Biofuels are unfortunately an important part of European Union and United Kingdom policy. At the moment the United Kingdom sources about 3% of its vehicle fuel from plants, which have starchy or woody cellulose content, which is fermented to create ethanol. In the United States a great deal of ethanol is made from corn. Biofuels are used in transport and in heating.

Growing fuel instead of digging for it or drilling for it may sound sustainable and environmentally friendly, but things are not always as they appear. The theory behind biofuels is that they are renewable; instead of depleting a fossil fuel source humanity may grow as much fuel as it needs. The carbon dioxide emitted by burning biofuels will be taken from the atmosphere by more biofuel plants, which will photosynthesise it thus removing it from the air and create more biofuels with the carbon dioxide.

That is a simplistic view of biofuels, and it fails to look at the whole life cycle impact of biofuel production.
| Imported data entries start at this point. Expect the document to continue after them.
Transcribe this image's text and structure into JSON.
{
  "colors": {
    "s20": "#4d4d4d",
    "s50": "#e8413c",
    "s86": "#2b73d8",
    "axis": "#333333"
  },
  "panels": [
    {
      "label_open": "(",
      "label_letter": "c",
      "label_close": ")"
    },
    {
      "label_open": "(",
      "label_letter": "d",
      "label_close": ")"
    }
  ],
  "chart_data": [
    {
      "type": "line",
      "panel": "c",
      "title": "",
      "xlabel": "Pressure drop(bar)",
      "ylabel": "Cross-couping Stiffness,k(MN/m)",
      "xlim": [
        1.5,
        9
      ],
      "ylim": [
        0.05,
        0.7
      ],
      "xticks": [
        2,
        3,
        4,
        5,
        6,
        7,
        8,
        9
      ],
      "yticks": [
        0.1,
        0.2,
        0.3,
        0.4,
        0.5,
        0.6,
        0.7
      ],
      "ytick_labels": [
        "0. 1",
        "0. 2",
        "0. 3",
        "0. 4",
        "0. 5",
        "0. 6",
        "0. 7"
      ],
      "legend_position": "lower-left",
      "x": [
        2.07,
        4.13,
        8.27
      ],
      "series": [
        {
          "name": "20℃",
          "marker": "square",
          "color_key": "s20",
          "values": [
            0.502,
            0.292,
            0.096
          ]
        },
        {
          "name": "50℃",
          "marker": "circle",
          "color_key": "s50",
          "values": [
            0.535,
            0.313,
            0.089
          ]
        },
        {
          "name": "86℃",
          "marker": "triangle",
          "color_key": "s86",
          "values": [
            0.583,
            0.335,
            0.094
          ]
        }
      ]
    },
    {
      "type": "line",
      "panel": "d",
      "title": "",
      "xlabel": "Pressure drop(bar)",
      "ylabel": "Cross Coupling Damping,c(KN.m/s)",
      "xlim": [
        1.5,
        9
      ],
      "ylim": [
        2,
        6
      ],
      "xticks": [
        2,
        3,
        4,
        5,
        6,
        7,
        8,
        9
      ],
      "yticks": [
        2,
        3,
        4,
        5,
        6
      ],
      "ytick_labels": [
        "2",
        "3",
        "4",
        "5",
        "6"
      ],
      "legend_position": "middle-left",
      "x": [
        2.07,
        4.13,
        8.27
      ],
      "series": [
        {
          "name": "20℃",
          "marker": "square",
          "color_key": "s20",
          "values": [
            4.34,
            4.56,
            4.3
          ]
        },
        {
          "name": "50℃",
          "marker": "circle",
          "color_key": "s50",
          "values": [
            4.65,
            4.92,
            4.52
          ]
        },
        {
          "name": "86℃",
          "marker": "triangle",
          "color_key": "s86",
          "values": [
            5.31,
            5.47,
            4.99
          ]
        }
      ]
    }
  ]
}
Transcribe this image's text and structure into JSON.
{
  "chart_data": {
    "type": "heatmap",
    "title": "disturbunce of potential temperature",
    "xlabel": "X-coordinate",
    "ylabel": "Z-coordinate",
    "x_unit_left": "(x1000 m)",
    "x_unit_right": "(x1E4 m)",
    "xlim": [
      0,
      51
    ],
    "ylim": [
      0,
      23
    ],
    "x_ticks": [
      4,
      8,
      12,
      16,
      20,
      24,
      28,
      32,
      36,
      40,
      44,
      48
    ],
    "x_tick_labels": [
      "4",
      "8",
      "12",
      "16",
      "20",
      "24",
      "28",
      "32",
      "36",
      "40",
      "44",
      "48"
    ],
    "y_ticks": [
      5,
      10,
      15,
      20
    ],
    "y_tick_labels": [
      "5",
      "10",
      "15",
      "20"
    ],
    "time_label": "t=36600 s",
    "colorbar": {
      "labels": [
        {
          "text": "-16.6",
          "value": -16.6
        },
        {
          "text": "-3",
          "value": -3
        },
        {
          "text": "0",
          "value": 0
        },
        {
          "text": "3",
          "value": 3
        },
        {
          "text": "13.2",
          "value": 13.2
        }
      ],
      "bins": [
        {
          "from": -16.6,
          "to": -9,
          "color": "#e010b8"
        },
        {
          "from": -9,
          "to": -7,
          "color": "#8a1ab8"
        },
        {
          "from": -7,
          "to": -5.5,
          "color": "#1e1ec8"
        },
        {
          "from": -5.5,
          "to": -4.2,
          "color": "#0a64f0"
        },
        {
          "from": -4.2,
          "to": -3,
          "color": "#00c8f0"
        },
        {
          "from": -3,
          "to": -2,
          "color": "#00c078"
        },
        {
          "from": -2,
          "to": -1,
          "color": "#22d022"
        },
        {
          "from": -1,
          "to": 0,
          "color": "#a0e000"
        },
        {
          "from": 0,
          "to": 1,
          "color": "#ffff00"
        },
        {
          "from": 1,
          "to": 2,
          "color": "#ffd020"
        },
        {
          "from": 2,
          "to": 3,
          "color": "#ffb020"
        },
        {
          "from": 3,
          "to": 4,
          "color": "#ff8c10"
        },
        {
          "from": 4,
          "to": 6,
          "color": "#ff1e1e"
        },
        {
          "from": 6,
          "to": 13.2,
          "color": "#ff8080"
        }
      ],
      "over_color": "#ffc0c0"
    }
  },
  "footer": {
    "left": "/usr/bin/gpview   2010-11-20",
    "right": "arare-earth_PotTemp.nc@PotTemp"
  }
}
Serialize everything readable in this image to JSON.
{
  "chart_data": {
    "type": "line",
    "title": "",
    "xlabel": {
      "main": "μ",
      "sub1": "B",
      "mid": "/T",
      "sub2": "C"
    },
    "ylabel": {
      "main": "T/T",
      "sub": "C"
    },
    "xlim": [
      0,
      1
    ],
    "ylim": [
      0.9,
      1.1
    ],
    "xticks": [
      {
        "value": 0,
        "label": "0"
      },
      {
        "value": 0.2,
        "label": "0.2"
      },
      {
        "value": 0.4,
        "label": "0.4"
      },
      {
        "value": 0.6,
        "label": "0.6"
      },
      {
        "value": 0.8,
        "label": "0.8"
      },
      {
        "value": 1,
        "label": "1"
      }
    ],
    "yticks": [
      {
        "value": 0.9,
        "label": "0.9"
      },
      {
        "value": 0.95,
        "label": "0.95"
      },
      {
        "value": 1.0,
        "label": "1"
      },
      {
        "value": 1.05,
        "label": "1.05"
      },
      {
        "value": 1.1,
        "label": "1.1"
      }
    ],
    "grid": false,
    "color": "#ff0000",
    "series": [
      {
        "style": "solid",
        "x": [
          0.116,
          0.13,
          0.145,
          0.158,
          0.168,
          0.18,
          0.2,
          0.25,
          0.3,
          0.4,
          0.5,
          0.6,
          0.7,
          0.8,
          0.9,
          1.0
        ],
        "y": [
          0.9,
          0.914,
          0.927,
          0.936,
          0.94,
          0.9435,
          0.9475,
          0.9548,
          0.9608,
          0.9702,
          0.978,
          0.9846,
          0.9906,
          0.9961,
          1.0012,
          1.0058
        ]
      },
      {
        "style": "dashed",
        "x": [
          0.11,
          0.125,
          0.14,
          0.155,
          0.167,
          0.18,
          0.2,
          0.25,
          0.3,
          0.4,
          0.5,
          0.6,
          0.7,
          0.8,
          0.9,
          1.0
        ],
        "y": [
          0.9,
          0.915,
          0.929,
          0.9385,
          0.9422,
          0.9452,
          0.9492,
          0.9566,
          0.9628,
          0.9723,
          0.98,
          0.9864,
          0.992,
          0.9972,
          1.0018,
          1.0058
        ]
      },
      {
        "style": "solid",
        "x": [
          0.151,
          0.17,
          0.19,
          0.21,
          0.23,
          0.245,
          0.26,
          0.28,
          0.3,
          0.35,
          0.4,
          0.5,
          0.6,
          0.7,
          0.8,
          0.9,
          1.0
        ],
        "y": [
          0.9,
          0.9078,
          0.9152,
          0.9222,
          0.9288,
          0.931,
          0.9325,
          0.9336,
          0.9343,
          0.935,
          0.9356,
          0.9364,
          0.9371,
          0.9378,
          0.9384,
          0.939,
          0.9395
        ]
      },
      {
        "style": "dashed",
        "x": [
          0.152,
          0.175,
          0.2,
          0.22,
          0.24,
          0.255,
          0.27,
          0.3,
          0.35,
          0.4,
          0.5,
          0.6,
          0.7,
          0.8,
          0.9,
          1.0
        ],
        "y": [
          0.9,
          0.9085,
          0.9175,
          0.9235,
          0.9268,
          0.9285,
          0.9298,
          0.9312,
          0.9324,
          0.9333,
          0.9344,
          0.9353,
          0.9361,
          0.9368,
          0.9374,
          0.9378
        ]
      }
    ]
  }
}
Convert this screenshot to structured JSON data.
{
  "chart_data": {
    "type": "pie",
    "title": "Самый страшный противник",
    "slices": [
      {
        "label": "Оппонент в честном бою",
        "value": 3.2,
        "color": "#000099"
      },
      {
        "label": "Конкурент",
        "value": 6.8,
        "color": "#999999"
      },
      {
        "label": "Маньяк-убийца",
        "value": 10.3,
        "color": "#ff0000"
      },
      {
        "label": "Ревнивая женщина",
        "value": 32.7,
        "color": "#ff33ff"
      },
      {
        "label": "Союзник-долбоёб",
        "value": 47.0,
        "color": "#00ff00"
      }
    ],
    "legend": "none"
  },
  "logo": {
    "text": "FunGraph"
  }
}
The simplistic theory might be for practical purposes workable if we had unlimited land resources and a small world population. However, people are populous and land is finite – as Mark Twain remarked “they stopped making it”.

The growth of biofuels has led to some unintended consequences. Good land used for food is now used for energy; food prices have risen. Many forests particularly in the tropics have been cut down for biofuel plantations; much of the wood has been burnt, and the soil disturbed creating a large spike of emissions; biodiversity has been lost and rows of palm oil trees now replace what was an important alveoli and air conditioner for the planet.

There are biofuels that can be sustainably grown in places where the land is not fit for anything else, and which can be cropped with no significant adverse environmental impact. At the moment about a third of the United Kingdom’s biofuel falls into this category and unfortunately local law and EU regulations do not distinguish between good biofuel and bad biofuel. It is about time we did.